During the last months of 2020, we found ourselves needing to hire for several new positions at the Foundation. Recruiting during a pandemic has been very revealing. Perhaps not as revealing as Cher’s dress at the 1987 Oscars, but nevertheless, things are different than they were a mere eight months ago.

The Omaha Community Foundation has always had a robust recruiting process geared at consistency, equity, and caring for applicants throughout the process. These priorities led us to make five keen observations (and perhaps a few changes) during our last recruiting cycle.

  • Provide flexible scheduling. If this year has made one thing abundantly clear, it’s that flexibility is king. The hiring process of today will have to be reflective of new working patterns, including interviews after hours and guest appearances from children and pets without consequence.
  • Plan for more applicants than usual. With a long span of layoffs, furloughs, and employees feeling vulnerable I expected more applications, just not nearly as many as we received. Hiring managers/teams had to spend extra time reviewing applications and reading correspondence in as timely a fashion as possible. We learned to budget more time for review and really leaned into our applicant tracking system to keep everything organized.
  • Keep a close eye on the candidate experience. It really should go without saying, but be kind. A strong dose of understanding and clear communication goes a long way, especially in a challenging employment year.  We found a way to extend the experience beyond the first interview by sending electronic gift cards as a thank you to candidates that completed the first interview. It’s a small touch, but the response was positively overwhelming.
  • Demonstrate safety. Our second interviews took place in a large conference room with appropriate social distancing. Every candidate was given clear instructions prior to their arrival and each protocol was practiced consistently. Our candidates got to experience what it would be like to join this team in just the practice of entering our space.  It also put them at ease to know we were taking their safety (and ours) seriously.
  • Understand the importance of commitment. Although it hadn’t been asked in pre-pandemic interviews, nearly every candidate during this round of hires wanted to know if the positions were permanent and protected. We are fortunate that our budgeting process prioritizes the maintenance of staff in a challenging economy, so we were able to answer the question with some ease. But it was a good reminder that even though all circumstances cannot be predicted, carefully creating roles (and an ongoing budget to support them) makes a huge difference these days.

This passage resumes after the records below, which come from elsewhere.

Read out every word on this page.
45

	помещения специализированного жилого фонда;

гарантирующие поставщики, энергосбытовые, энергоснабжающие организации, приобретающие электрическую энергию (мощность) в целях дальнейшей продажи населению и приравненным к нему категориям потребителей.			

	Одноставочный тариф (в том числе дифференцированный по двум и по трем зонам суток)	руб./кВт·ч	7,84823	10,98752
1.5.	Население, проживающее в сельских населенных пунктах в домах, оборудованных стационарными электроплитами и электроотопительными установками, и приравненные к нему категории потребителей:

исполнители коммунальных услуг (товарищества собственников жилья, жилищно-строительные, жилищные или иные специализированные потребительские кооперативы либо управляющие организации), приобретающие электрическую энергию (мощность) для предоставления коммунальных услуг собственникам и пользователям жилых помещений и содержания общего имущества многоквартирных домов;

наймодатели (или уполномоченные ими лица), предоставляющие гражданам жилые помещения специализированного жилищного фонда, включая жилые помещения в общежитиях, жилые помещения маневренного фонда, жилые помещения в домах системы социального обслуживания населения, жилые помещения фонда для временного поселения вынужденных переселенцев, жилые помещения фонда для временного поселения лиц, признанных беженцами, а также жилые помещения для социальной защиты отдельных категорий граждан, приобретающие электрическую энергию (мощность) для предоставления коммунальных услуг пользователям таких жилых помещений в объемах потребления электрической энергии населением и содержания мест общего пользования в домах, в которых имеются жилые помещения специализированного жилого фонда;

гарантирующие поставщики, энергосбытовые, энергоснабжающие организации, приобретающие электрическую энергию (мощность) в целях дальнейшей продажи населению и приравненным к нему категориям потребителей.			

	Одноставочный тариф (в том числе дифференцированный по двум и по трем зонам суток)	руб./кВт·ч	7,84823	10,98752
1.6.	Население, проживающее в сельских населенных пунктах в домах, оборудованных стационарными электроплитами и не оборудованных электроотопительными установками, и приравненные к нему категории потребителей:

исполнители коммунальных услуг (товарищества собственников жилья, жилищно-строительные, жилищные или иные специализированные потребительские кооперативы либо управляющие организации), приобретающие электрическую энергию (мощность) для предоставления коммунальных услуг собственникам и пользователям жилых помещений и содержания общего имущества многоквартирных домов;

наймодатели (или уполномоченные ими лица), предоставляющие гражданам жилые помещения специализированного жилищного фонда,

I recently ran up against a stressful week in my role as Director of Human Resources and Administration—one of those weeks where all your best planning is simply undone. In communicating this to the staff I signed my email “Rolling With It Russell.” It got a chuckle here and there, but it really illustrated how so many of us are making the best of current circumstances, job-seekers included. In these difficult times, the simple exercise of empathetic experience visualization goes a long way. Trust Cher, considerations like these will stop you from saying, “If I could turn back time” and help you “Believe” that better days are ahead.